Aunt Madge is the only one who calls Scoobie by his given name. I glanced at her as I scanned the page to look at more reunion photos. Today her hair was almost a honey blonde. She uses temporary color so she can easily change the shade of her shoulder-length hair, which she usually wears in a soft French twist.

There she sat, widowed for more than 20 years and reading the obituary section of the paper to see who she knew, getting ready to go upstairs and change beds in her guests’ rooms because her husband had left little life insurance and she, with a degree in art
history, did not have a lot of job prospects. Someone else might find it sad, or at least dull, but Aunt Madge never complains about a thing. Instead, she has used her creative talent to decorate her B&B and has developed some carpentry skills. She makes built-in shelves and small end tables, and she’s been working on a doll house for one of my nieces for ages.

She glanced at me and smiled.
“Did you see a lot of people you knew besides Scoobie and Ramona and Margo?”

“A lot of people who looked familiar and a few that I did remember.
And one woman who wants me to appraise her grandparents’ house. Gracie Allen. Her maiden name was…” I couldn’t remember.

“Fisher,” said Aunt Madge.
“It’s a great old house. One of the few older homes that wasn’t subdivided for apartments. Probably needs some work if she wants a decent price.”

“I think Ramona’s Uncle Lester is trying to talk Gracie into listing it kind of high.
That’s why she wants me to look at it.”

“You know the story?” she asked.
I looked at her blankly, and she continued. “About the house?”

I shook my head as I reached for my tea.
“What kind of story?”

“You’ll like it, lots of unanswered questions.”

I stuck my tongue out at her and she pointed her finger at the newspaper. “You said you were going to stop that.”

“What fun is a bad habit if you can’t do it at home?”

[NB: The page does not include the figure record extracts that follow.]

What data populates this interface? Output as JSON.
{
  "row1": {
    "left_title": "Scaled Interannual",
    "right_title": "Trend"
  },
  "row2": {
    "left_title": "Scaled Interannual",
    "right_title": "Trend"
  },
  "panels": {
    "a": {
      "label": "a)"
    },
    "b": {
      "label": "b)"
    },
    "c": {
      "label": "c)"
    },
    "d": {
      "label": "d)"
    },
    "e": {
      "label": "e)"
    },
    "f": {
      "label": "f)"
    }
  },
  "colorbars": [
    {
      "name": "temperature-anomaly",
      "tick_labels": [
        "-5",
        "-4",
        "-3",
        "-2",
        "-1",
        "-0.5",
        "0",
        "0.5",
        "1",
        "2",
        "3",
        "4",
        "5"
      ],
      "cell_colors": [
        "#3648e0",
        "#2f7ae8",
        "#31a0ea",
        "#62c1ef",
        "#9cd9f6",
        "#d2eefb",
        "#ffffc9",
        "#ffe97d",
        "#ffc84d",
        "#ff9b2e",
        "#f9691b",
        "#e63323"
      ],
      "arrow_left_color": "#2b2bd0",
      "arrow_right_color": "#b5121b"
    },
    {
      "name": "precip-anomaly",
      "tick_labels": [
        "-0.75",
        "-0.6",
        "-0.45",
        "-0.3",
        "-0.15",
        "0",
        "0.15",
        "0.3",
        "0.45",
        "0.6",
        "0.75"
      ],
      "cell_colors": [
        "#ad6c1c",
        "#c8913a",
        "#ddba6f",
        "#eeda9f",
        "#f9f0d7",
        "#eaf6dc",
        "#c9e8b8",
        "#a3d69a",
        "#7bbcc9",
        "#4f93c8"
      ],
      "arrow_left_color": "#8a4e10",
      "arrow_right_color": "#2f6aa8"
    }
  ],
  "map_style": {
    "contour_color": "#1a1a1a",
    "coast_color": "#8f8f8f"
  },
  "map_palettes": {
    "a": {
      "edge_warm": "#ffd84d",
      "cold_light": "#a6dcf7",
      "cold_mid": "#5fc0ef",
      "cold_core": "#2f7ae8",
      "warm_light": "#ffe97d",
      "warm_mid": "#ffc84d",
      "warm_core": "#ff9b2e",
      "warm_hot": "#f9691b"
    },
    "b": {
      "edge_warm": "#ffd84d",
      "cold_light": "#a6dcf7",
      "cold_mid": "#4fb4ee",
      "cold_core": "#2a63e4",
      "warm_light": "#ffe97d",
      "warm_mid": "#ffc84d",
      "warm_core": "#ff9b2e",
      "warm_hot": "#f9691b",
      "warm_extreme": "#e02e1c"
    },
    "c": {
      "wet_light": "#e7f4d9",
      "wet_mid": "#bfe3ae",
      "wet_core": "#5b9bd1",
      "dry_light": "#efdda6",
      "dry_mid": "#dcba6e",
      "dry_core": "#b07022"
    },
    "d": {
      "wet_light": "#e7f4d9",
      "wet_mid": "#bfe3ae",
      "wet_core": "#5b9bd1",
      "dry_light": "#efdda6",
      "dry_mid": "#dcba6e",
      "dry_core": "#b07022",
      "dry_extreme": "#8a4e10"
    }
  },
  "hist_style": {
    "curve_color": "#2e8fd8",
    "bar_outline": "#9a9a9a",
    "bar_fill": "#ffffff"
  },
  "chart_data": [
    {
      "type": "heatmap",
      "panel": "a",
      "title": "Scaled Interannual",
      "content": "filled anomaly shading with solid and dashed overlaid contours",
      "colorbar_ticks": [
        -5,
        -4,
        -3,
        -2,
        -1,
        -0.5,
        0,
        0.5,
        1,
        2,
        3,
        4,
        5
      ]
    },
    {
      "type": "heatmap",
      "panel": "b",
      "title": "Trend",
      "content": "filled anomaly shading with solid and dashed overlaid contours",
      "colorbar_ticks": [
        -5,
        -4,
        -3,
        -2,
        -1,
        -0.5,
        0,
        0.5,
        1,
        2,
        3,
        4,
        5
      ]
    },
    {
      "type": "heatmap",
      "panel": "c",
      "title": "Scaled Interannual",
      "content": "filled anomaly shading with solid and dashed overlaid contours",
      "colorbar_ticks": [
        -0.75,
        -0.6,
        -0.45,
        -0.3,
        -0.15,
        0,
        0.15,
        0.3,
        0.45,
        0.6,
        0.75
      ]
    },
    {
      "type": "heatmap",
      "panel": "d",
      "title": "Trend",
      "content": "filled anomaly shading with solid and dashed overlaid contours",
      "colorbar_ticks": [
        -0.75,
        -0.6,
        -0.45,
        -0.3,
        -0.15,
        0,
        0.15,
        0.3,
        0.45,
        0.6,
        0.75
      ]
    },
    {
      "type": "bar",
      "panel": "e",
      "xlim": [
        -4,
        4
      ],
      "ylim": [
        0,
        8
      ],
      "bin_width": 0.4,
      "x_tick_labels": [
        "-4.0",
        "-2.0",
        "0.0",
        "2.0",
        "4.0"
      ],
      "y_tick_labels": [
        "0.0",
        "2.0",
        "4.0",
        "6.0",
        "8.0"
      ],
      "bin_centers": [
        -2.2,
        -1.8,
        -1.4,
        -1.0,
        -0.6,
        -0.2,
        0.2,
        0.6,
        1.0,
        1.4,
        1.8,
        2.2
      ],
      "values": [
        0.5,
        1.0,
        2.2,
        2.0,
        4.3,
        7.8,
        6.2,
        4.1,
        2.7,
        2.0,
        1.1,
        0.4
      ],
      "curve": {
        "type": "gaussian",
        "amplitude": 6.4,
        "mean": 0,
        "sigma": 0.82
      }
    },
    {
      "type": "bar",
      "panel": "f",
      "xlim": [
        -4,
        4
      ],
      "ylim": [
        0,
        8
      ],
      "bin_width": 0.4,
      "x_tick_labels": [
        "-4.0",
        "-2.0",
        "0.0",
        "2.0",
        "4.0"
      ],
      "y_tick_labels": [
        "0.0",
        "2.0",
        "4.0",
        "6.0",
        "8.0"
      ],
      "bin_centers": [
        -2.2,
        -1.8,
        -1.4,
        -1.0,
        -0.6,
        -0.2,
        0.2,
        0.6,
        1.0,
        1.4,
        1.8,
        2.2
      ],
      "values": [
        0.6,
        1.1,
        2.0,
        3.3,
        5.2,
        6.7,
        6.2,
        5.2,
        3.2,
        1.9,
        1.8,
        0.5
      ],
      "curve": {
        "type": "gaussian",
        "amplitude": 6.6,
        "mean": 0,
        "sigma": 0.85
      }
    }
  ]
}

Aunt Madge shook her head, but I knew she didn’t mind what she has called my “somewhat impertinent view of the world.”

“Mrs. Fisher, Gracie’s grandmother, grew up there.
Let’s see, what was her name?” She paused for a moment, and waved her hand. “Doesn’t matter. She was one of four children, two boys and two girls.”

For a moment that sounded familiar, and then I remembered it was Margo’s goal.

“Mrs. Fisher, oh, Audrey Tillotson, that was her maiden name, got married in that house. Her brother Richard gave her away, because her father had already died. Why was that?”

I
waited patiently. Aunt Madge is not usually one to digress, so I figured she had a point. “Oh, of course. He died of the flu, but after 1918. Anyway, Audrey, Gracie’s grandmother, was married in 1929, not long before the Crash.”

“How do you know that?”

“It’s part of the story.” She gave me a reproachful look and continued. “Richard was apparently nervous about his father-of-the-bride type of duties. He was pretty young himself, and he helped himself to a good bit of the rum punch before going upstairs to escort Audrey down the front staircase for the service.”